Frequently asked questions

What is a long call on HIMZ?
A long call on HIMZ is the long call strategy applied to HIMZ (etf). The strategy is structurally bullish: A long call buys upside exposure with a fixed maximum loss equal to the premium paid; profit accrues if the underlying closes above the strike plus premium at expiration. With HIMZ etf trading near $48.03, the strikes shown on this page are snapped to the nearest listed HIMZ chain strike and the premiums come straight from the end-of-day bid/ask midpoint.
How are HIMZ long call max profit and max loss calculated?
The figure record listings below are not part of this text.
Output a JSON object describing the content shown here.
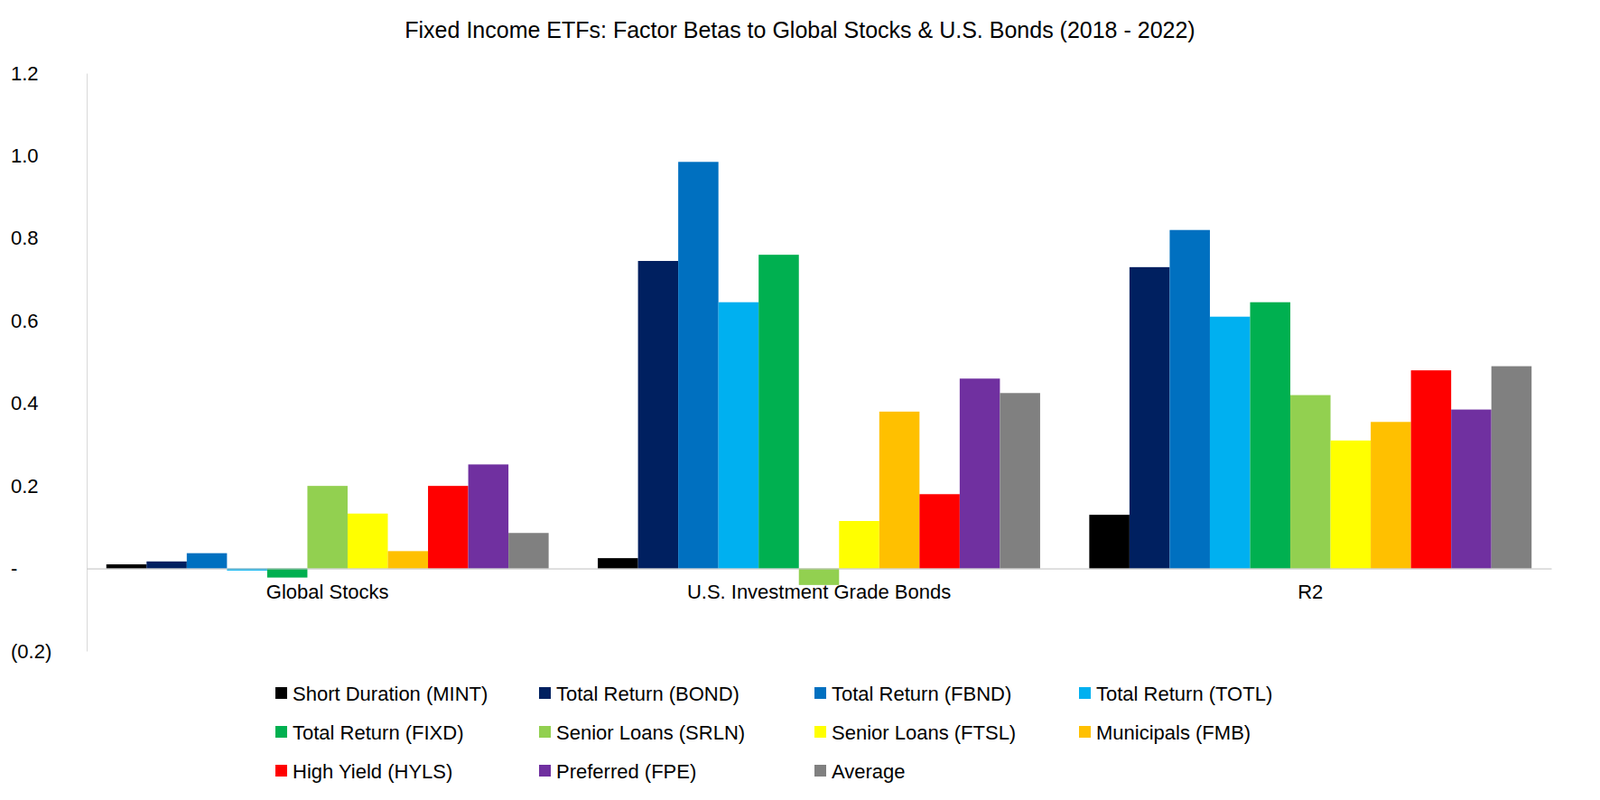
{
  "chart_data": {
    "type": "bar",
    "title": "Fixed Income ETFs: Factor Betas to Global Stocks & U.S. Bonds (2018 - 2022)",
    "categories": [
      "Global Stocks",
      "U.S. Investment Grade Bonds",
      "R2"
    ],
    "series": [
      {
        "name": "Short Duration (MINT)",
        "color": "#000000",
        "values": [
          0.01,
          0.025,
          0.13
        ]
      },
      {
        "name": "Total Return (BOND)",
        "color": "#002060",
        "values": [
          0.017,
          0.745,
          0.73
        ]
      },
      {
        "name": "Total Return (FBND)",
        "color": "#0070C0",
        "values": [
          0.037,
          0.985,
          0.82
        ]
      },
      {
        "name": "Total Return (TOTL)",
        "color": "#00B0F0",
        "values": [
          -0.005,
          0.645,
          0.61
        ]
      },
      {
        "name": "Total Return (FIXD)",
        "color": "#00B050",
        "values": [
          -0.022,
          0.76,
          0.645
        ]
      },
      {
        "name": "Senior Loans (SRLN)",
        "color": "#92D050",
        "values": [
          0.2,
          -0.04,
          0.42
        ]
      },
      {
        "name": "Senior Loans (FTSL)",
        "color": "#FFFF00",
        "values": [
          0.133,
          0.115,
          0.31
        ]
      },
      {
        "name": "Municipals (FMB)",
        "color": "#FFC000",
        "values": [
          0.042,
          0.38,
          0.355
        ]
      },
      {
        "name": "High Yield (HYLS)",
        "color": "#FF0000",
        "values": [
          0.2,
          0.18,
          0.48
        ]
      },
      {
        "name": "Preferred (FPE)",
        "color": "#7030A0",
        "values": [
          0.252,
          0.46,
          0.385
        ]
      },
      {
        "name": "Average",
        "color": "#808080",
        "values": [
          0.086,
          0.425,
          0.49
        ]
      }
    ],
    "ylim": [
      -0.2,
      1.2
    ],
    "yticks": [
      {
        "value": -0.2,
        "label": "(0.2)"
      },
      {
        "value": 0,
        "label": "-"
      },
      0.2,
      0.4,
      0.6,
      0.8,
      {
        "value": 1,
        "label": "1.0"
      },
      1.2
    ],
    "grid": false,
    "legend": "bottom"
  }
}
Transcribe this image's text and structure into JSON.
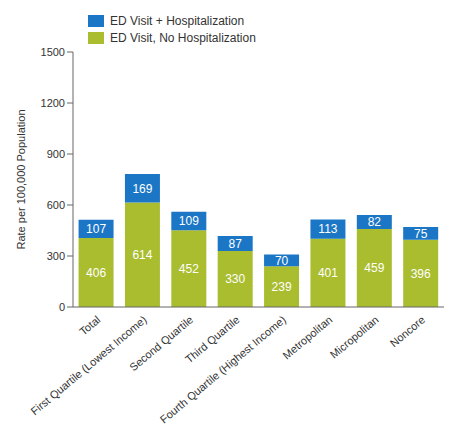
{
  "chart_data": {
    "type": "bar",
    "stacked": true,
    "data_labels": true,
    "grid": false,
    "legend": "upper left",
    "y_label": "Rate per 100,000 Population",
    "categories": [
      "Total",
      "First Quartile (Lowest Income)",
      "Second Quartile",
      "Third Quartile",
      "Fourth Quartile (Highest Income)",
      "Metropolitan",
      "Micropolitan",
      "Noncore"
    ],
    "series": [
      {
        "name": "ED Visit, No Hospitalization",
        "color": "#a9bd2f",
        "values": [
          406,
          614,
          452,
          330,
          239,
          401,
          459,
          396
        ]
      },
      {
        "name": "ED Visit + Hospitalization",
        "color": "#1b76c6",
        "values": [
          107,
          169,
          109,
          87,
          70,
          113,
          82,
          75
        ]
      }
    ],
    "ylim": [
      0,
      1500
    ],
    "yticks": [
      0,
      300,
      600,
      900,
      1200,
      1500
    ]
  }
}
Max profit is unbounded; max loss equals the premium paid times 100. Breakeven is strike plus premium. For the HIMZ long call priced from the end-of-day chain at a 30-day expiry (ATM IV 179.10%), the computed maximum profit is unbounded per contract and the computed maximum loss is -$680.00 per contract. Live intraday quotes will differ as the chain moves through the trading session.
What is the breakeven for a HIMZ long call?
The breakeven for the HIMZ long call priced on this page is roughly $54.80 at expiration, derived from end-of-day chain premiums. Breakeven is the underlying price at which the strategy's P&L crosses zero ignoring transaction costs and assignment risk. The current HIMZ market-implied 1-standard-deviation expected move is approximately 51.35%; if the move sits well outside the breakeven distance, the structure's risk-reward becomes correspondingly tighter.
When should you consider a long call on HIMZ?
Long calls on HIMZ express a bullish thesis with defined risk; traders use them ahead of HIMZ catalysts (earnings, product launches, macro events) when the expected upside justifies the premium and theta decay.
How does current HIMZ implied volatility affect this long call?
HIMZ ATM IV is at 179.10% with IV rank near 21.87%, which is on the low end of its 1-year range. Premium-buying structures (long call, long put, debit spreads) are relatively cheap in this regime; premium-selling structures collect less credit per unit risk.